Didem Kinali è solo un’artista. È la musa della danza del ventre in Turchia. Si è esibita ovunque: spettacoli televisivi, feste popolari, ricorrenze pubbliche. È talmente brava e famosa che Madonna la invitò a Ibiza alla sua festa per il 56esimo compleanno. Kinali non lavora più in tv, gran parte dei canali televisivi non possono più trasmettere le sue esibizioni. Per Erdogan e la sua schiera di censori, il suo ventre scoperto e i suoi costumi sono «scandalosi», perciò proibiti al grande pubblico. «Mi manca così tanto essere in televisione. Mi esibirei anche gratuitamente. Se necessario, coprirei ogni parte esposta del mio corpo», ha dichiarato l’artista qualche settimana fa in una conferenza stampa con decine di giornalisti. Sono tante le danzatrici che, come Kinali, incontrano ostacoli crescenti nel loro lavoro.
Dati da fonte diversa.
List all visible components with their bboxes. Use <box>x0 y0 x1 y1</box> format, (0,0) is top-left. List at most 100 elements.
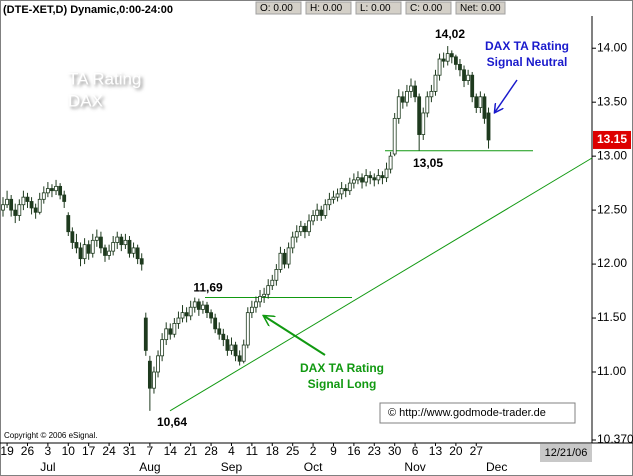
candle-body <box>201 304 205 310</box>
candle-body <box>192 301 197 308</box>
candle-body <box>453 56 458 65</box>
candle-body <box>433 74 438 92</box>
candle-body <box>152 371 156 389</box>
candle-body <box>445 53 450 62</box>
candle-body <box>339 188 344 195</box>
candle-body <box>94 236 99 241</box>
candle-body <box>123 239 128 246</box>
candle-body <box>249 306 254 314</box>
candle-body <box>209 312 213 319</box>
last-price-label: 13.15 <box>597 132 627 146</box>
x-tick-label: 6 <box>412 444 419 458</box>
candle-body <box>331 196 336 200</box>
annotation: Signal Long <box>308 377 377 391</box>
candle-body <box>396 96 401 119</box>
source: © http://www.godmode-trader.de <box>388 407 546 419</box>
candle-body <box>466 74 471 81</box>
candle-body <box>78 247 83 260</box>
candle-body <box>115 236 120 243</box>
candle-body <box>74 242 79 249</box>
candle-body <box>290 236 295 249</box>
candle-body <box>5 198 9 206</box>
candle-body <box>254 301 258 308</box>
candle-body <box>37 198 42 213</box>
candle-body <box>127 239 132 254</box>
candle-body <box>364 175 369 183</box>
candle-body <box>278 252 283 270</box>
field-box <box>355 1 402 15</box>
date-box <box>540 444 592 462</box>
candle-body <box>429 90 434 98</box>
candle-body <box>66 215 71 233</box>
candle-body <box>388 155 393 170</box>
candle-body <box>82 244 87 260</box>
candle-body <box>164 328 169 341</box>
candle-body <box>233 344 238 357</box>
candle-body <box>225 339 230 351</box>
candle-body <box>311 215 315 222</box>
x-tick-label: 10 <box>62 444 76 458</box>
candle-body <box>298 225 303 233</box>
candle-body <box>62 194 67 202</box>
x-tick-label: 25 <box>286 444 300 458</box>
candle-body <box>229 344 234 351</box>
candle-body <box>143 317 148 351</box>
candle-body <box>417 96 422 135</box>
field-box <box>255 1 302 15</box>
candle-body <box>335 193 340 198</box>
y-tick-label: 12.00 <box>597 256 627 270</box>
candle-body <box>241 344 246 362</box>
x-tick-label: 27 <box>470 444 484 458</box>
candle-body <box>25 196 30 202</box>
candle-body <box>356 177 360 181</box>
candle-body <box>400 96 405 103</box>
candle-body <box>319 209 324 216</box>
candle-body <box>307 220 311 233</box>
candle-body <box>196 301 201 310</box>
candle-body <box>17 204 22 216</box>
x-tick-label: 11 <box>246 444 259 458</box>
y-tick-label: 12.50 <box>597 202 627 216</box>
candle-body <box>441 58 446 62</box>
candle-body <box>119 236 124 246</box>
x-tick-label: 7 <box>147 444 154 458</box>
candle-body <box>286 247 291 265</box>
candle-body <box>139 258 144 265</box>
candle-body <box>9 198 14 211</box>
candle-body <box>303 225 307 233</box>
candle-body <box>351 179 356 184</box>
month-label: Oct <box>304 460 323 474</box>
candle-body <box>458 64 462 71</box>
y-tick-label: 14.00 <box>597 40 627 54</box>
field-box <box>305 1 352 15</box>
month-label: Dec <box>486 460 507 474</box>
candle-body <box>205 304 209 314</box>
candle-body <box>111 242 116 252</box>
x-tick-label: 20 <box>449 444 463 458</box>
field-box <box>455 1 506 15</box>
month-label: Sep <box>221 460 243 474</box>
field: O: 0.00 <box>260 3 293 14</box>
x-tick-label: 2 <box>310 444 317 458</box>
date: 12/21/06 <box>545 447 588 459</box>
candle-body <box>41 192 46 200</box>
candle-body <box>368 175 373 179</box>
candle-body <box>449 53 454 58</box>
field: L: 0.00 <box>360 3 391 14</box>
candle-body <box>58 185 63 196</box>
candle-body <box>315 209 320 216</box>
candle-body <box>156 355 160 373</box>
candle-body <box>33 207 38 213</box>
candle-body <box>274 269 279 281</box>
last-price-box <box>593 130 631 149</box>
candle-body <box>135 247 140 260</box>
x-tick-label: 14 <box>164 444 178 458</box>
candle-body <box>188 306 193 317</box>
candle-body <box>323 204 328 216</box>
candle-body <box>343 188 348 192</box>
x-tick-label: 4 <box>228 444 235 458</box>
copyright: Copyright © 2006 eSignal. <box>4 431 98 440</box>
watermark-text: TA Rating <box>68 69 141 88</box>
candle-body <box>50 188 54 192</box>
x-tick-label: 28 <box>204 444 218 458</box>
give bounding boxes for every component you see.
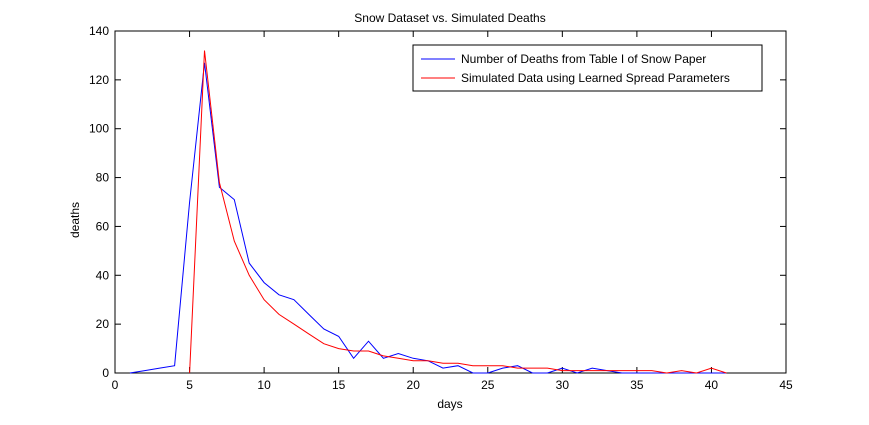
y-tick-label: 60 — [96, 219, 110, 233]
series-line-2 — [189, 50, 727, 374]
x-tick-label: 0 — [112, 378, 119, 392]
legend-entry-2: Simulated Data using Learned Spread Para… — [461, 71, 730, 85]
x-tick-label: 30 — [556, 378, 570, 392]
y-tick-label: 20 — [96, 317, 110, 331]
y-tick-label: 120 — [89, 73, 109, 87]
x-tick-label: 20 — [407, 378, 421, 392]
y-tick-label: 140 — [89, 24, 109, 38]
plot-area: 0 5 10 15 20 25 30 35 40 45 0 20 40 60 80 100 120 140 Numb… — [89, 24, 793, 392]
x-tick-label: 10 — [257, 378, 271, 392]
y-tick-label: 100 — [89, 122, 109, 136]
x-tick-label: 25 — [481, 378, 495, 392]
x-tick-label: 5 — [186, 378, 193, 392]
x-tick-label: 15 — [332, 378, 346, 392]
chart-title: Snow Dataset vs. Simulated Deaths — [354, 11, 545, 25]
x-axis-label: days — [437, 397, 462, 411]
x-tick-label: 35 — [630, 378, 644, 392]
y-tick-label: 40 — [96, 268, 110, 282]
x-tick-label: 45 — [779, 378, 793, 392]
legend-entry-1: Number of Deaths from Table I of Snow Pa… — [461, 52, 706, 66]
y-axis-label: deaths — [68, 202, 82, 238]
y-tick-label: 80 — [96, 171, 110, 185]
legend-box — [412, 44, 763, 92]
y-tick-label: 0 — [102, 366, 109, 380]
x-tick-label: 40 — [705, 378, 719, 392]
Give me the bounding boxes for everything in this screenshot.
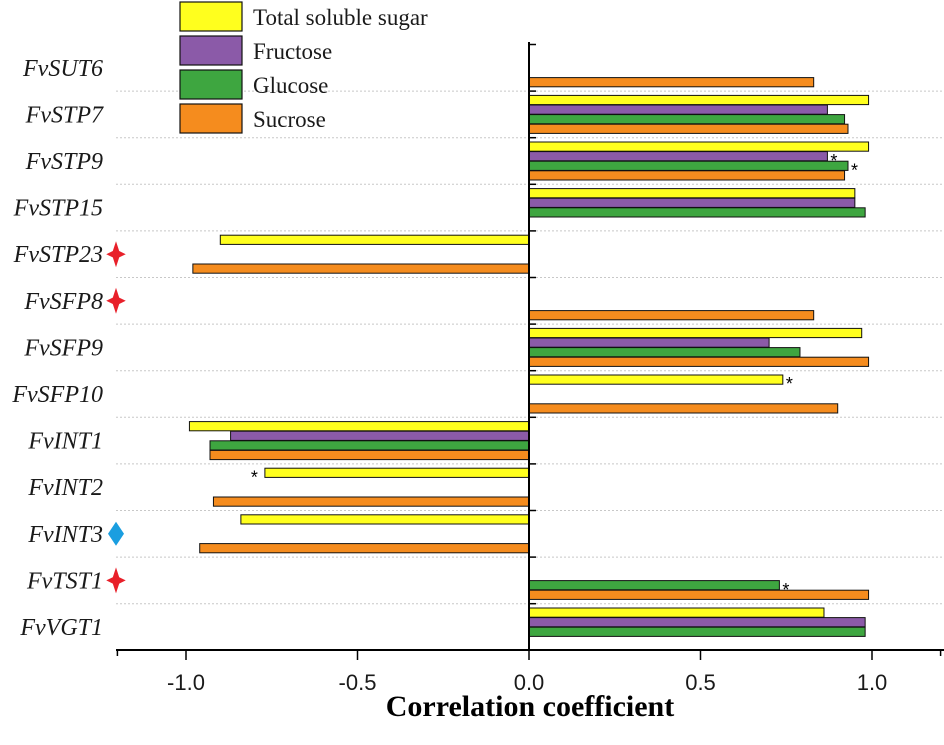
bar-FvSTP15-total-soluble-sugar [528,188,856,199]
category-label: FvTST1 [26,568,103,594]
category-label: FvSTP9 [25,149,103,175]
bar-FvSFP9-total-soluble-sugar [528,327,863,339]
bar-FvSTP23-sucrose [192,263,530,274]
category-label: FvINT1 [27,429,103,455]
bar-FvSTP9-sucrose [528,170,846,181]
category-label: FvSFP9 [23,335,103,361]
significance-marker: * [786,374,793,394]
bar-FvSTP7-fructose [528,104,828,115]
bar-FvSTP15-fructose [528,197,856,208]
legend: Total soluble sugar Fructose Glucose Sucros… [179,1,428,134]
bar-FvSFP10-sucrose [528,403,839,414]
category-label: FvSTP7 [25,102,104,128]
legend-swatch [179,1,243,32]
bar-FvSTP23-total-soluble-sugar [219,234,530,245]
bar-FvSFP9-fructose [528,337,770,348]
category-label: FvSUT6 [22,56,103,82]
legend-label: Sucrose [253,107,326,132]
bar-FvINT2-total-soluble-sugar [264,467,530,478]
bar-FvINT2-sucrose [212,496,530,507]
blue-diamond-marker-icon [108,521,124,546]
bar-FvINT1-fructose [230,430,530,441]
legend-label: Glucose [253,73,328,98]
legend-label: Fructose [253,39,332,64]
category-labels: FvSUT6 FvSTP7 FvSTP9 FvSTP15 FvSTP23 FvSFP8 Fv… [11,56,126,641]
legend-swatch [179,69,243,100]
bar-FvSTP9-fructose [528,151,828,162]
bar-FvSFP9-glucose [528,347,801,358]
bar-FvINT1-total-soluble-sugar [188,421,530,432]
category-label: FvVGT1 [19,615,103,641]
bar-FvSUT6-sucrose [528,77,815,88]
bar-FvINT3-sucrose [199,543,530,554]
legend-swatch [179,103,243,134]
x-tick-label: -0.5 [339,670,377,695]
legend-swatch [179,35,243,66]
bar-FvINT1-sucrose [209,449,530,461]
bar-FvVGT1-fructose [528,617,866,628]
category-label: FvSTP15 [13,196,103,222]
bar-FvSTP7-sucrose [528,123,849,134]
bar-FvTST1-sucrose [528,589,870,600]
bar-FvVGT1-total-soluble-sugar [528,607,825,618]
x-tick-label: 0.0 [514,670,545,695]
category-label: FvSFP10 [11,382,103,408]
bar-FvSTP9-total-soluble-sugar [528,141,870,152]
x-tick-label: 0.5 [685,670,716,695]
bar-FvSTP9-glucose [528,160,849,171]
bar-FvSTP15-glucose [528,207,866,218]
category-label: FvINT3 [27,522,103,548]
bar-FvINT1-glucose [209,440,530,451]
significance-marker: * [251,467,258,487]
bar-FvSFP9-sucrose [528,356,870,367]
bar-FvSTP7-total-soluble-sugar [528,94,870,106]
axes: -1.0 -0.5 0.0 0.5 1.0 [116,42,944,695]
bar-FvSFP8-sucrose [528,310,815,321]
red-star-marker-icon [106,241,126,268]
red-star-marker-icon [106,287,126,314]
bar-FvVGT1-glucose [528,626,866,637]
x-axis-title: Correlation coefficient [386,690,675,723]
x-tick-label: -1.0 [167,670,205,695]
category-label: FvSFP8 [23,289,103,315]
category-label: FvINT2 [27,475,103,501]
x-tick-label: 1.0 [857,670,888,695]
bar-FvTST1-glucose [528,580,780,591]
bar-FvINT3-total-soluble-sugar [240,514,530,525]
bar-FvSFP10-total-soluble-sugar [528,374,784,385]
red-star-marker-icon [106,567,126,594]
bar-FvSTP7-glucose [528,114,846,125]
legend-label: Total soluble sugar [253,5,428,30]
significance-marker: * [851,160,858,180]
category-label: FvSTP23 [13,242,103,268]
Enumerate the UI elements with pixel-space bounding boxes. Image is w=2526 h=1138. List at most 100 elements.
Fino a una decina di anni fa non era così. Nei giorni di festa non religiosi le tv turche trasmettevano spettacoli di intrattenimento con le danzatrici del ventre, il momento clou per milioni di famiglie. Un segnale importante si era già avuto nel 2007 quando Seyfi Dursunoğlu, noto come Huysuz Virjin (Vergine scontrosa), intrattenitore e drag singer amatissimo, rivelò che la Star TV gli aveva chiesto di smettere di apparire vestito da donna. Nel 2014 il Consiglio supremo della radio e della televisione (Rtuk) ha iniziato a negare spazio in tv a Kinali e alle sue colleghe. «La responsabilità è del Rtuk – ha confermato Kinali al portale d’informazione Al Monitor -, negli ultimi sette o otto anni le danzatrici del ventre sono state escluse dal piccolo schermo».
Rtuk e la Diyanet, la direzione statale per gli affari religiosi, sono diventati il braccio esecutivo della visione puritana di Erdogan. Ma lo stesso presidente turco interviene di frequente per censurare spettacoli, canzoni ed esibizioni. A dicembre, durante una premiazione, si è rivolto ad artisti e intellettuali con queste parole: «Più sei forte nella cultura e nell’arte e più puoi indirizzare e gestire l’ambiente circostante. È un dato di fatto che le armi più potenti di coloro che governano il sistema globale sono proprio gli strumenti della cultura». Nei giorni scorsi sono state pubblicate nuove direttive che riducono il numero di ore per le feste e gli spettacoli musicali dal vivo. Divieti spiegati con la necessità di contenere la pandemia e che invece i giovani musicisti ritengono volti a sanzionare rock, pop, rap. Non mancano i media che invocano maggiori restrizioni. Il conservatore Yeni Akit, ad esempio, ha lanciato attacchi duri al K-Pop, popolare genere musicale sudcoreano, perché incoraggerebbe nei giovani il sesso libero e l’omosessualità.
Preso di mira invece per motivi politici «Susamam» (Non posso restare in silenzio), un brano rap – condiviso due milioni di volte – che denuncia la brutalità della polizia e la censura sui social. Almeno 200 opere musicali sono state censurate dalla Radio and Television Corporation a causa di contenuti culturali e politici «inadatti». Erdogan comunque non vince tutte le sue battaglie. Giorni fa ha fatto marcia indietro dopo aver attaccato Sezen Aksu, la leggendaria cantante sessantasettenne che ha rivoluzionato il pop turco, per un brano del 2017 in cui Adamo ed Eva sono descritti come degli «ignoranti». Le sue critiche hanno provocato sdegno. E con Sezen Aksu si sono schierati anche 200 artisti e scrittori, tra cui Elif Shafak e il premio Nobel Orhan Pamuk.